Scratching the Surface of Chatbot Machine Learning
*Geek alert*
In this article I am going moderate geek mode to take a look at what machine learning is and give you some examples of how we use it to create your super-smart chatbots.
Exploring machine learning algorithms
There are many types of machine learning algorithm powering our natural language chatbots. Most belong to a category of machine learning called supervised learning. Geeks would say the chatbot gets a sample of labeled data and uses that data to make predictions on subsequent unlabelled data. For the not-as-geeky, it 'learns' by example.
At the moment, there are really only two primary machine learning models used, generative and selective models.
- Generative models estimate probability.
- Selective models assess similarity.
Generative models can seem much more natural; they have a better chance at creating arbitrary answers and can respond with answers that have incorrect grammar and syntax.
Selective models are more restricted in the breadth of conversation as they can only use topics given to it in training, but as it uses predefined answers, they always have good grammar and syntax, well, unless the human messes up!
In a very big nutshell, both machine learning models take context and input, generative models decide for themselves and create an answer, whereas selective models pick the best response from a pre-defined set of potential answers.
Applying machine learning to chatbots
Dean, this is boring, what has it got to do with chatbots?
Well, hold on to your hats, one of those two machine learning models and their algorithms power pretty much all of what a good chatbot does (unless it is one of those simple Facebook Messenger button-based script things - yukk).
Let’s take a walk down chatbot machine learning lane.

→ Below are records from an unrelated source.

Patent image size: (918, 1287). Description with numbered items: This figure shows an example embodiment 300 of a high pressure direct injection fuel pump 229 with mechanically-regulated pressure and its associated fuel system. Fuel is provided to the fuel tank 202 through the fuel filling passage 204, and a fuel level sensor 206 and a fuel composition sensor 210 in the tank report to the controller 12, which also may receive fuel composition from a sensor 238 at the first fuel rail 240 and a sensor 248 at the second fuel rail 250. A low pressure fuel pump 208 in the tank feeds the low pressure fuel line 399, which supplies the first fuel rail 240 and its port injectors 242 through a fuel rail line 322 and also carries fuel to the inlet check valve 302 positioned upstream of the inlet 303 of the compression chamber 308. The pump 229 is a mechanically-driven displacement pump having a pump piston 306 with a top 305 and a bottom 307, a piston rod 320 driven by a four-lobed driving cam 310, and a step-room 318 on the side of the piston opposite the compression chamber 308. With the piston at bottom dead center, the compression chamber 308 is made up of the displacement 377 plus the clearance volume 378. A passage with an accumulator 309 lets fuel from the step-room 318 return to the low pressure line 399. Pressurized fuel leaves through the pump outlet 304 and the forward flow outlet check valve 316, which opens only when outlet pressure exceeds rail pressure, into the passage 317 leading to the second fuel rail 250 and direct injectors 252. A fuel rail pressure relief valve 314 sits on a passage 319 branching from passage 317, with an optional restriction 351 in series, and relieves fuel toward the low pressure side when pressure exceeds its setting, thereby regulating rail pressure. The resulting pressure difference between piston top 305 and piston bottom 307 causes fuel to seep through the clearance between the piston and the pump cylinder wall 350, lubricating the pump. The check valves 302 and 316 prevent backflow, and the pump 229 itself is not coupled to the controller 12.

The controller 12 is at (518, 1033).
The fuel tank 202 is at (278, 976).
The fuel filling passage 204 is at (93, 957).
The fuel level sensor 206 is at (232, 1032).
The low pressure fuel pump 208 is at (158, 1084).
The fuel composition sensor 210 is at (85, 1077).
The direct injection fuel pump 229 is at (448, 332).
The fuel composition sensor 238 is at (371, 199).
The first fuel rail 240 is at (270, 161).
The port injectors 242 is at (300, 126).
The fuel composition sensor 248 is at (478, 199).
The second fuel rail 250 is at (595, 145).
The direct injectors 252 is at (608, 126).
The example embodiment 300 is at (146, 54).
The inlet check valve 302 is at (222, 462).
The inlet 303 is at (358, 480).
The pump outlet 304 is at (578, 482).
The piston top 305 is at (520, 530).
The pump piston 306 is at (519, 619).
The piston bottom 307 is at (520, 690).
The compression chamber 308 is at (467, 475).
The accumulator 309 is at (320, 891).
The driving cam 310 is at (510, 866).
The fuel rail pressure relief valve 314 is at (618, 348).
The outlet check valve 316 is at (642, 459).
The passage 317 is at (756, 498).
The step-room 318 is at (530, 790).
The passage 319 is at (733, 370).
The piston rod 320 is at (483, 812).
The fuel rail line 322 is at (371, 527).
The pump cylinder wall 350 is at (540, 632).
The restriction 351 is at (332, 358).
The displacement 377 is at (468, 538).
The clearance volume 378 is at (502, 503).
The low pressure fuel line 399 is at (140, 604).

The obvious one to start with is in the chatbot 'understanding' what the human is talking about. Natural Language Understanding (NLU) is part of the Natural Language Processing (NLP) technology tree and deals with language comprehension and analysing semantics.
Conversation models are just like I talked about above; they are either generative or selective. We either train the chatbot what to reply for itself or give the chatbot a language matrix and let it pick the best response. Both have their pros and cons and work best for different situations.
Within the conversational aspect of the chatbot, we also use machine learning models to pull out entities and concepts from user input.
Entities are words a user says within a sentence that the chatbot can store and use to tune a response or relate to later (things like places, emails, names, and companies).
Concepts are a bit fluffier; they are the ideas, topics, and premises of conversations. We use them to keep the bot talking within the correct context and improve the accuracy and relevance of its responses.
Overlooked chatbot machine learning algorithms
Let's explore some of the lesser known or hardly ever mentioned machine learning algorithms that power our chatbots.
'How do you feel today?'
Sentiment analysis is one of the most often overlooked features a chatbot can have. Machine learning models enable us to analyse the input from a user and label it with some form of sentiment.
A basic representation of sentiment analysis
It could be word labels such as positive and negative, or it could be score such as “98% positive”. Most often, we tend to report both. This analysis tends to be most useful in our customer service product, as it gives real-time feedback on user input. This makes training easier and faster, and gives the human a heads-up if an angry customer is coming their way!
'Psst! Something may be wrong'
An emerging machine learning use case for chatbots is in anomaly detection; this enables the chatbot to spot when something has changed and alert the user or chatbot owner.
An example might be in a personal health assistant chatbot. Let’s imagine I have been telling the chatbot my blood pressure every day for the last two months, one day the chatbot might ping me a note giving me insight, or warning, that something may be wrong as it has detected trends or higher-than-normal input.
Another example might be for your banking chatbot which has spotted a rather large payment going out of your account that doesn’t usually happen at this time of the month.
'Alexa, tell me more about chatbots'
Another rapidly emerging example is in speech recognition and the ability to transcribe audio to text and text to audio.
Not all chatbots ‘do’ voice, but, as Amazon, Google and others continue the development of smart speakers and home assistants, we are going to be hearing a lot more about it. We, for instance, have been building Alexa chatbots for several years now.
Interesting side note: as far as I am aware, as much research goes into what the machine learning algorithms should not to listen to as it does in what to listen to. Filtering out background noise, music and smoothing input play a huge part.
'I think you'll love this'
Finally, a bit like anomaly detection, my final chatbot machine learning technique is in prediction.
The key here is the ability for the chatbot to provide unprompted, unique and personalised insight based solely on the data the user gives it. The more the chatbot learns about a user, the more likely it is to be able to make powerful recommendations.
In commerce, this might be the ability for a chatbot to recommend the right product based on previous purchase history, gender or context. In healthcare, it could be the ability for a chatbot to make lifestyle recommendations based on wearable tracking data and user input (learn more about chatbots in healthcare & pharma).
Conclusion
So, there we have it. There are some insights into how we use machine learning in chatbots and the added benefits those algorithms bring.
See how much more goes on behind the scenes in a good chatbot?